Break Free of the Template: Incident Writeups They Want to Read
Date | Wednesday, 26 October, 2022 - 11:00–11:40 |
Presenter | Laura Nolan, Stanza |
URL | https://www.usenix.org/conference/srecon22emea/presentation/nolan-break |
Abstract
Most of us write incident reviews (IRs) or postmortems occasionally. Unfortunately, many IRs are never read by anyone other than those involved in the incident, and therefore have limited benefit to an organisation.
However, IRs that are well-crafted can create learning that will last in your organisation for years (and maybe even beyond). This talk will give practical advice on how to write the most engaging and valuable IR possible.
Notes
- Value of written post-incident reports (especially compared to verbal or async review):
- Share knowledge and context, also across teams
- Helps org understand and adapt
- Encourages thoughtful reflection
- Long-term store of knowledge
- Onboarding
- Reference to the Verica Open Incident Database
- Share knowledge industry wide
- Can help take sharp edges off SaaS services/tools
- Value of PIRs is in the learning, not the process
- Examples of good incident write-ups:
- https://hacks.mozilla.org/2022/02/retrospective-and-technical-details-on-the-recent-firefox-outage/
- https://about.gitlab.com/blog/2019/11/08/the-consul-outage-that-never-happened/
- https://blog.sentry.io/2015/07/23/transaction-id-wraparound-in-postgres/
- https://gocardless.com/blog/incident-review-service-outage-on-25-october-2020/
- https://f.hubspotusercontent30.net/hubfs/5193039/Engineering%20Retrospectives/Do%20You%20Remember%20the%2020%20Fires%20of%20September%20-%20November%202021.pdf
- Any engineer should be able to read any IR, so:
- Explain jargon/system names
- Explain why things are the way they are
- Weave (concise) explanations into the narrative, and/or link out to more detailed documentation if applicable
- Be visual: Use pictures, graphs, (architecture, topology, sequence, etc) diagrams, etc.
- Don’t skip the analysis
- If an IR is a story, the analysis is actually the moral of the story
- Analysis and lessons learned are satisfying to read
- Not mentioned, but personal note: And they teach others how to reason through similar events
- Craft
- Think of good and descriptive titles that people will remember
- Use simple and clear language (avoid jargon, use simple terms, proper structure, no walls of text, consistent tense, etc) - basically tech writing 101
- Don’t be too formal, nor too informal
- Avoid confusing or obscure cultural references or metaphors
To the question of “Should you always do this?”, “Is it okay to use a template sometimes?”, Laura answers you should (probably) only do this for incidents which warrant it.

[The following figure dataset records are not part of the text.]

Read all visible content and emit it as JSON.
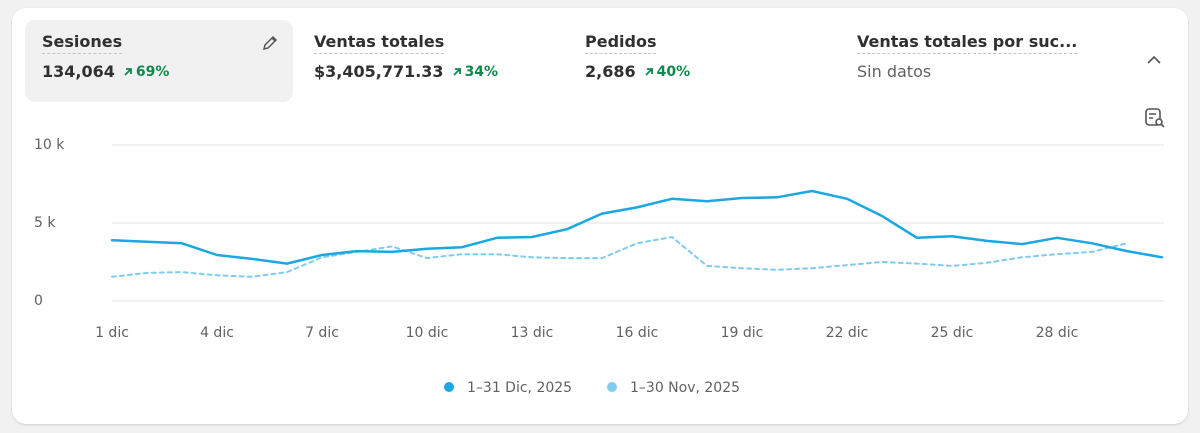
{
  "metrics": [
    {
      "title": "Sesiones",
      "value": "134,064",
      "change": "69%"
    },
    {
      "title": "Ventas totales",
      "value": "$3,405,771.33",
      "change": "34%"
    },
    {
      "title": "Pedidos",
      "value": "2,686",
      "change": "40%"
    },
    {
      "title": "Ventas totales por suc...",
      "value": "Sin datos"
    }
  ],
  "chart_data": {
    "type": "line",
    "categories": [
      "1 dic",
      null,
      null,
      "4 dic",
      null,
      null,
      "7 dic",
      null,
      null,
      "10 dic",
      null,
      null,
      "13 dic",
      null,
      null,
      "16 dic",
      null,
      null,
      "19 dic",
      null,
      null,
      "22 dic",
      null,
      null,
      "25 dic",
      null,
      null,
      "28 dic",
      null,
      null,
      null
    ],
    "series": [
      {
        "name": "1–31 Dic, 2025",
        "color": "#1ba7e2",
        "dashed": false,
        "values": [
          3900,
          3800,
          3700,
          2950,
          2700,
          2400,
          2950,
          3200,
          3150,
          3350,
          3450,
          4050,
          4100,
          4600,
          5600,
          6000,
          6550,
          6400,
          6600,
          6650,
          7050,
          6550,
          5450,
          4050,
          4150,
          3850,
          3650,
          4050,
          3700,
          3200,
          2800
        ]
      },
      {
        "name": "1–30 Nov, 2025",
        "color": "#7ecdee",
        "dashed": true,
        "values": [
          1550,
          1800,
          1850,
          1650,
          1550,
          1850,
          2800,
          3150,
          3500,
          2750,
          3000,
          3000,
          2800,
          2750,
          2750,
          3700,
          4100,
          2250,
          2100,
          2000,
          2100,
          2300,
          2500,
          2400,
          2250,
          2450,
          2800,
          3000,
          3150,
          3700,
          null
        ]
      }
    ],
    "ylim": [
      0,
      10000
    ],
    "yticks": [
      0,
      {
        "value": 5000,
        "label": "5 k"
      },
      {
        "value": 10000,
        "label": "10 k"
      }
    ],
    "grid": true
  }
}
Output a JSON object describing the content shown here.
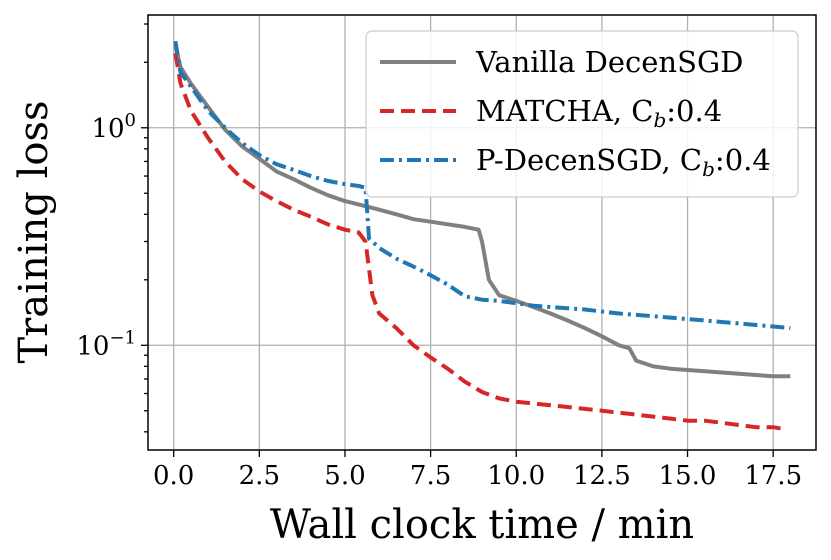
{
  "chart_data": {
    "type": "line",
    "title": "",
    "xlabel": "Wall clock time / min",
    "ylabel": "Training loss",
    "xscale": "linear",
    "yscale": "log",
    "xlim": [
      -0.75,
      18.75
    ],
    "ylim": [
      0.033,
      3.3
    ],
    "grid": true,
    "legend_position": "top-right",
    "x_ticks": [
      {
        "value": 0.0,
        "label": "0.0"
      },
      {
        "value": 2.5,
        "label": "2.5"
      },
      {
        "value": 5.0,
        "label": "5.0"
      },
      {
        "value": 7.5,
        "label": "7.5"
      },
      {
        "value": 10.0,
        "label": "10.0"
      },
      {
        "value": 12.5,
        "label": "12.5"
      },
      {
        "value": 15.0,
        "label": "15.0"
      },
      {
        "value": 17.5,
        "label": "17.5"
      }
    ],
    "y_ticks": [
      {
        "value": 1.0,
        "base": "10",
        "exp": "0"
      },
      {
        "value": 0.1,
        "base": "10",
        "exp": "−1"
      }
    ],
    "series": [
      {
        "name": "Vanilla DecenSGD",
        "legend_label": "Vanilla DecenSGD",
        "legend_subscript": "",
        "legend_suffix": "",
        "color": "#808080",
        "dash": "solid",
        "x": [
          0.05,
          0.2,
          0.5,
          1.0,
          1.5,
          2.0,
          2.5,
          3.0,
          3.5,
          4.0,
          4.5,
          5.0,
          5.5,
          6.0,
          6.5,
          7.0,
          7.5,
          8.0,
          8.5,
          8.9,
          9.0,
          9.2,
          9.5,
          10.0,
          10.5,
          11.0,
          11.5,
          12.0,
          12.5,
          13.0,
          13.3,
          13.5,
          14.0,
          14.5,
          15.0,
          15.5,
          16.0,
          16.5,
          17.0,
          17.5,
          18.0
        ],
        "y": [
          2.4,
          1.9,
          1.6,
          1.25,
          0.98,
          0.82,
          0.72,
          0.63,
          0.58,
          0.53,
          0.49,
          0.46,
          0.44,
          0.42,
          0.4,
          0.38,
          0.37,
          0.36,
          0.35,
          0.34,
          0.3,
          0.2,
          0.17,
          0.16,
          0.15,
          0.14,
          0.13,
          0.12,
          0.11,
          0.1,
          0.097,
          0.085,
          0.08,
          0.078,
          0.077,
          0.076,
          0.075,
          0.074,
          0.073,
          0.072,
          0.072
        ]
      },
      {
        "name": "MATCHA, Cb:0.4",
        "legend_label": "MATCHA, C",
        "legend_subscript": "b",
        "legend_suffix": ":0.4",
        "color": "#d62728",
        "dash": "dashed",
        "x": [
          0.05,
          0.2,
          0.5,
          1.0,
          1.5,
          2.0,
          2.5,
          3.0,
          3.5,
          4.0,
          4.5,
          5.0,
          5.4,
          5.6,
          5.8,
          6.0,
          6.5,
          7.0,
          7.5,
          8.0,
          8.5,
          9.0,
          9.5,
          10.0,
          10.5,
          11.0,
          11.5,
          12.0,
          12.5,
          13.0,
          13.5,
          14.0,
          14.5,
          15.0,
          15.5,
          16.0,
          16.5,
          17.0,
          17.5,
          17.9
        ],
        "y": [
          2.2,
          1.6,
          1.2,
          0.9,
          0.7,
          0.58,
          0.51,
          0.46,
          0.42,
          0.39,
          0.36,
          0.34,
          0.33,
          0.3,
          0.17,
          0.14,
          0.12,
          0.1,
          0.088,
          0.078,
          0.068,
          0.061,
          0.057,
          0.055,
          0.054,
          0.053,
          0.052,
          0.051,
          0.05,
          0.049,
          0.048,
          0.047,
          0.046,
          0.045,
          0.045,
          0.044,
          0.043,
          0.042,
          0.042,
          0.041
        ]
      },
      {
        "name": "P-DecenSGD, Cb:0.4",
        "legend_label": "P-DecenSGD, C",
        "legend_subscript": "b",
        "legend_suffix": ":0.4",
        "color": "#1f77b4",
        "dash": "dashdot",
        "x": [
          0.05,
          0.2,
          0.5,
          1.0,
          1.5,
          2.0,
          2.5,
          3.0,
          3.5,
          4.0,
          4.5,
          5.0,
          5.4,
          5.6,
          5.7,
          6.0,
          6.5,
          7.0,
          7.5,
          8.0,
          8.5,
          9.0,
          9.5,
          10.0,
          10.5,
          11.0,
          11.5,
          12.0,
          12.5,
          13.0,
          13.5,
          14.0,
          14.5,
          15.0,
          15.5,
          16.0,
          16.5,
          17.0,
          17.5,
          18.0
        ],
        "y": [
          2.5,
          1.8,
          1.55,
          1.2,
          1.0,
          0.85,
          0.75,
          0.68,
          0.64,
          0.6,
          0.57,
          0.55,
          0.54,
          0.53,
          0.31,
          0.28,
          0.25,
          0.23,
          0.21,
          0.19,
          0.168,
          0.162,
          0.16,
          0.156,
          0.152,
          0.15,
          0.148,
          0.146,
          0.143,
          0.14,
          0.138,
          0.136,
          0.134,
          0.132,
          0.13,
          0.128,
          0.126,
          0.124,
          0.122,
          0.12
        ]
      }
    ]
  }
}
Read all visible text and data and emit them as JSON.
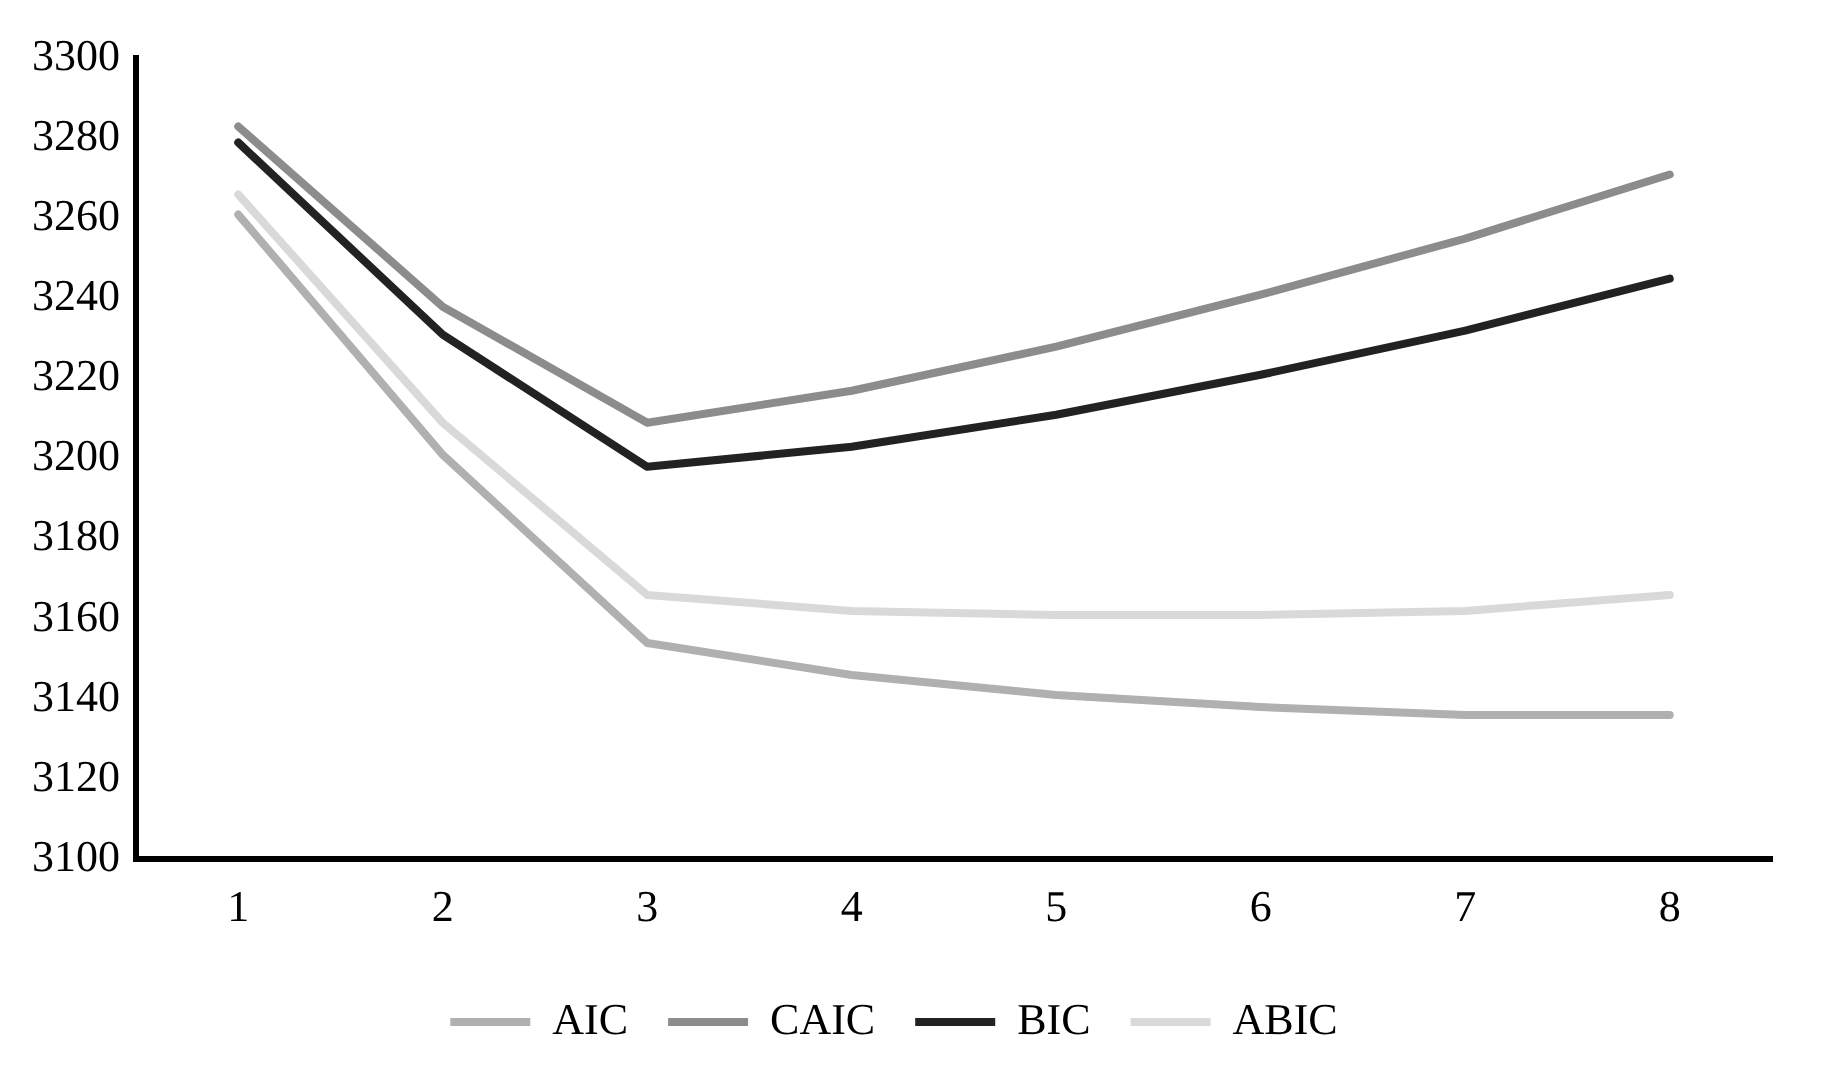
{
  "chart_data": {
    "type": "line",
    "categories": [
      "1",
      "2",
      "3",
      "4",
      "5",
      "6",
      "7",
      "8"
    ],
    "series": [
      {
        "name": "AIC",
        "color": "#b0b0b0",
        "values": [
          3261,
          3201,
          3154,
          3146,
          3141,
          3138,
          3136,
          3136
        ]
      },
      {
        "name": "CAIC",
        "color": "#8c8c8c",
        "values": [
          3283,
          3238,
          3209,
          3217,
          3228,
          3241,
          3255,
          3271
        ]
      },
      {
        "name": "BIC",
        "color": "#222222",
        "values": [
          3279,
          3231,
          3198,
          3203,
          3211,
          3221,
          3232,
          3245
        ]
      },
      {
        "name": "ABIC",
        "color": "#d9d9d9",
        "values": [
          3266,
          3209,
          3166,
          3162,
          3161,
          3161,
          3162,
          3166
        ]
      }
    ],
    "ylim": [
      3100,
      3300
    ],
    "yticks": [
      3100,
      3120,
      3140,
      3160,
      3180,
      3200,
      3220,
      3240,
      3260,
      3280,
      3300
    ],
    "grid": false,
    "legend": "bottom",
    "marker": "none",
    "line_style": "solid"
  }
}
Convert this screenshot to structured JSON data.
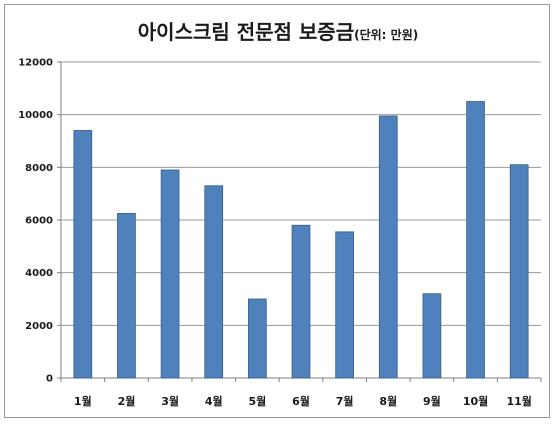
{
  "chart_data": {
    "type": "bar",
    "title": "아이스크림 전문점 보증금",
    "subtitle": "(단위: 만원)",
    "xlabel": "",
    "ylabel": "",
    "categories": [
      "1월",
      "2월",
      "3월",
      "4월",
      "5월",
      "6월",
      "7월",
      "8월",
      "9월",
      "10월",
      "11월"
    ],
    "values": [
      9400,
      6250,
      7900,
      7300,
      3000,
      5800,
      5550,
      9950,
      3200,
      10500,
      8100
    ],
    "ylim": [
      0,
      12000
    ],
    "yticks": [
      0,
      2000,
      4000,
      6000,
      8000,
      10000,
      12000
    ],
    "grid": true,
    "legend": "none",
    "colors": {
      "bar": "#4f81bd",
      "bar_edge": "#385d8a",
      "plot_bg": "#ffffff",
      "grid": "#9a9a9a"
    }
  }
}
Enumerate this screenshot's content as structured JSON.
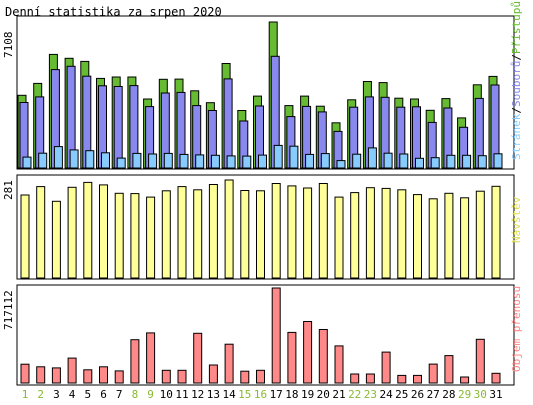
{
  "title": "Denní statistika za srpen 2020",
  "colors": {
    "hits": "#66bb33",
    "files": "#8888ee",
    "pages": "#88ccff",
    "visits": "#ffff99",
    "kbytes": "#ff8888",
    "weekend": "#88bb33",
    "weekday": "#000000"
  },
  "chart_data": [
    {
      "type": "bar",
      "panel": "top",
      "max_label": "7108",
      "legend": {
        "pages": "Stránek",
        "files": "Souborů",
        "hits": "Přístupů"
      },
      "categories": [
        "1",
        "2",
        "3",
        "4",
        "5",
        "6",
        "7",
        "8",
        "9",
        "10",
        "11",
        "12",
        "13",
        "14",
        "15",
        "16",
        "17",
        "18",
        "19",
        "20",
        "21",
        "22",
        "23",
        "24",
        "25",
        "26",
        "27",
        "28",
        "29",
        "30",
        "31"
      ],
      "ylim": [
        0,
        7108
      ],
      "series": [
        {
          "name": "Přístupů",
          "values": [
            3540,
            4120,
            5530,
            5340,
            5190,
            4360,
            4430,
            4430,
            3360,
            4320,
            4330,
            3760,
            3180,
            5090,
            2800,
            3500,
            7108,
            3040,
            3500,
            3010,
            2200,
            3320,
            4210,
            4160,
            3400,
            3360,
            2810,
            3380,
            2440,
            4050,
            4460
          ]
        },
        {
          "name": "Souborů",
          "values": [
            3190,
            3460,
            4790,
            4950,
            4470,
            4000,
            3970,
            4010,
            2990,
            3650,
            3680,
            3040,
            2800,
            4340,
            2290,
            3020,
            5440,
            2500,
            3000,
            2730,
            1780,
            2960,
            3460,
            3440,
            2960,
            2980,
            2220,
            2920,
            1980,
            3390,
            4040
          ]
        },
        {
          "name": "Stránek",
          "values": [
            530,
            720,
            1040,
            880,
            840,
            740,
            480,
            710,
            680,
            710,
            660,
            640,
            620,
            590,
            580,
            630,
            1100,
            1060,
            660,
            700,
            360,
            670,
            980,
            720,
            680,
            470,
            500,
            620,
            620,
            600,
            690
          ]
        }
      ]
    },
    {
      "type": "bar",
      "panel": "middle",
      "max_label": "281",
      "legend": "Návštěv",
      "categories": [
        "1",
        "2",
        "3",
        "4",
        "5",
        "6",
        "7",
        "8",
        "9",
        "10",
        "11",
        "12",
        "13",
        "14",
        "15",
        "16",
        "17",
        "18",
        "19",
        "20",
        "21",
        "22",
        "23",
        "24",
        "25",
        "26",
        "27",
        "28",
        "29",
        "30",
        "31"
      ],
      "ylim": [
        0,
        281
      ],
      "values": [
        238,
        262,
        220,
        260,
        274,
        267,
        243,
        242,
        232,
        250,
        262,
        253,
        268,
        281,
        251,
        250,
        271,
        264,
        258,
        271,
        232,
        245,
        259,
        257,
        253,
        239,
        227,
        243,
        230,
        249,
        263
      ]
    },
    {
      "type": "bar",
      "panel": "bottom",
      "max_label": "717112",
      "legend": "Objem přenosu",
      "categories": [
        "1",
        "2",
        "3",
        "4",
        "5",
        "6",
        "7",
        "8",
        "9",
        "10",
        "11",
        "12",
        "13",
        "14",
        "15",
        "16",
        "17",
        "18",
        "19",
        "20",
        "21",
        "22",
        "23",
        "24",
        "25",
        "26",
        "27",
        "28",
        "29",
        "30",
        "31"
      ],
      "ylim": [
        0,
        717112
      ],
      "values": [
        142000,
        122000,
        114000,
        188000,
        100000,
        122000,
        91000,
        327000,
        378000,
        96000,
        96000,
        375000,
        136000,
        293000,
        89000,
        96000,
        717112,
        382000,
        464000,
        404000,
        280000,
        68000,
        68000,
        233000,
        57000,
        57000,
        143000,
        207000,
        45000,
        330000,
        73000
      ]
    }
  ],
  "x_axis": {
    "labels": [
      "1",
      "2",
      "3",
      "4",
      "5",
      "6",
      "7",
      "8",
      "9",
      "10",
      "11",
      "12",
      "13",
      "14",
      "15",
      "16",
      "17",
      "18",
      "19",
      "20",
      "21",
      "22",
      "23",
      "24",
      "25",
      "26",
      "27",
      "28",
      "29",
      "30",
      "31"
    ],
    "weekend": [
      true,
      true,
      false,
      false,
      false,
      false,
      false,
      true,
      true,
      false,
      false,
      false,
      false,
      false,
      true,
      true,
      false,
      false,
      false,
      false,
      false,
      true,
      true,
      false,
      false,
      false,
      false,
      false,
      true,
      true,
      false
    ]
  }
}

The ones that are really gnarly or interesting to learn from.
Some incidents are just repeats or cut-and-dry events which aren’t worth that level of effort. It’s perfectly okay to use a shorter form/template for those and to quickly get them over with.
Other insightful comments from Laura (from Slack):
I do advocate for reserving this kind of intensive effort for the most interesting and impactful writeups. It absolutely does take time and energy. And that does pay more dividends in larger orgs where you have
- more adjacent teams who might benefit from the context
- more new joiners who need to get up to speed on systems and org
We all have to make choices about where the best payoff for our time is, and context matters, absolutely. (edited)
I guess I see these kinds of writeups as a powerful form of organisational memory. I think most of us agree this has value, but then none of us have all the time we need to do all the things we want.